Die Witzfigur namens Johnny nickte sich dabei selbst Recht gebend zu und versuchte, den nächsten Schnaps in seinem Mund zu platzieren. Klappte diesmal besser als zuvor. Ich fand das natürlich total super, dass ausgerechnet ich derjenige sein durfte, der die krude Theorie des besoffenen Möchtegernpsychologen bewies, also gab ich ihm noch einen weiteren Schnaps aus. Und mir selbst auch. Ich war wohl auch schon ziemlich knülle.

Trotz meiner inzwischen drei Promille fühlte ich mich noch immer unfassbar beschissen, das wurde selbst durchs Saufen nicht besser. Von der eigenen angehenden Ehefrau während der Trauung sitzen gelassen! Unfassbar! Gab es auf der Welt etwas Schlimmeres? Oder Peinlicheres?
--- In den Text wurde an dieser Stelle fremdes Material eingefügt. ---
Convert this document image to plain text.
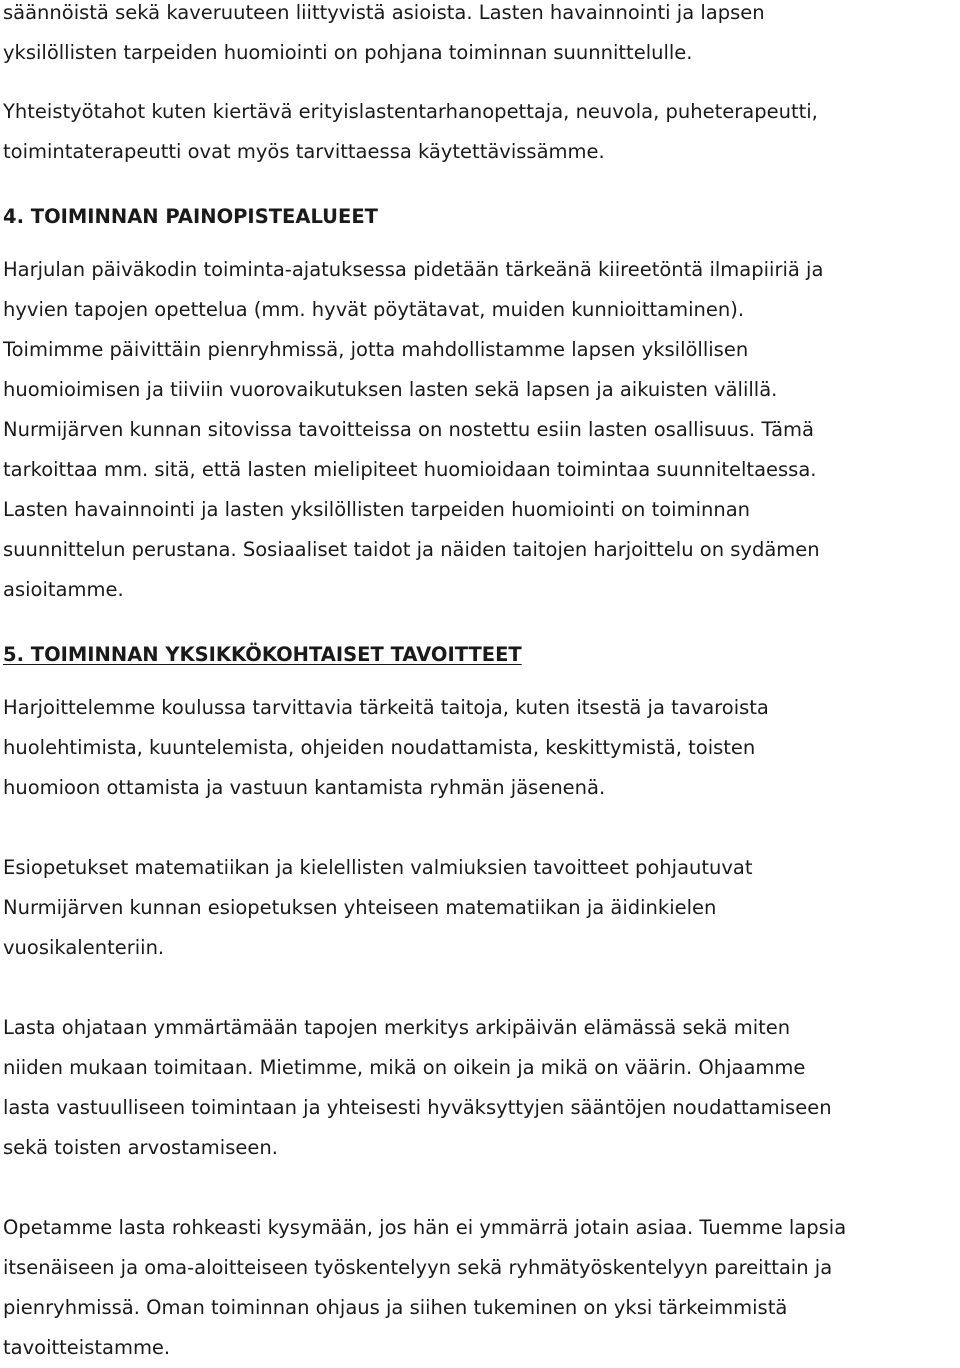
säännöistä sekä kaveruuteen liittyvistä asioista. Lasten havainnointi ja lapsen
yksilöllisten tarpeiden huomiointi on pohjana toiminnan suunnittelulle.
Yhteistyötahot kuten kiertävä erityislastentarhanopettaja, neuvola, puheterapeutti,
toimintaterapeutti ovat myös tarvittaessa käytettävissämme.
4. TOIMINNAN PAINOPISTEALUEET
Harjulan päiväkodin toiminta-ajatuksessa pidetään tärkeänä kiireetöntä ilmapiiriä ja
hyvien tapojen opettelua (mm. hyvät pöytätavat, muiden kunnioittaminen).
Toimimme päivittäin pienryhmissä, jotta mahdollistamme lapsen yksilöllisen
huomioimisen ja tiiviin vuorovaikutuksen lasten sekä lapsen ja aikuisten välillä.
Nurmijärven kunnan sitovissa tavoitteissa on nostettu esiin lasten osallisuus. Tämä
tarkoittaa mm. sitä, että lasten mielipiteet huomioidaan toimintaa suunniteltaessa.
Lasten havainnointi ja lasten yksilöllisten tarpeiden huomiointi on toiminnan
suunnittelun perustana. Sosiaaliset taidot ja näiden taitojen harjoittelu on sydämen
asioitamme.
5. TOIMINNAN YKSIKKÖKOHTAISET TAVOITTEET
Harjoittelemme koulussa tarvittavia tärkeitä taitoja, kuten itsestä ja tavaroista
huolehtimista, kuuntelemista, ohjeiden noudattamista, keskittymistä, toisten
huomioon ottamista ja vastuun kantamista ryhmän jäsenenä.
Esiopetukset matematiikan ja kielellisten valmiuksien tavoitteet pohjautuvat
Nurmijärven kunnan esiopetuksen yhteiseen matematiikan ja äidinkielen
vuosikalenteriin.
Lasta ohjataan ymmärtämään tapojen merkitys arkipäivän elämässä sekä miten
niiden mukaan toimitaan. Mietimme, mikä on oikein ja mikä on väärin. Ohjaamme
lasta vastuulliseen toimintaan ja yhteisesti hyväksyttyjen sääntöjen noudattamiseen
sekä toisten arvostamiseen.
Opetamme lasta rohkeasti kysymään, jos hän ei ymmärrä jotain asiaa. Tuemme lapsia
itsenäiseen ja oma-aloitteiseen työskentelyyn sekä ryhmätyöskentelyyn pareittain ja
pienryhmissä. Oman toiminnan ohjaus ja siihen tukeminen on yksi tärkeimmistä
tavoitteistamme.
Eigentlich hatte ich ja gedacht, dass die Nummer damals, als mich meine Mutter beim Onanieren über einem Bademodenkatalog erwischt und mein Zimmer resignierend den Kopf schüttelnd mit den Worten „Nächsten Sommer fahren wir wohl wieder in die Berge“ verlassen hatte, nicht zu toppen sei, aber Isis Aktion stand dennoch darüber. Das musste ich erst mal verdauen. Was war bloß in Isi gefahren? Oder wer?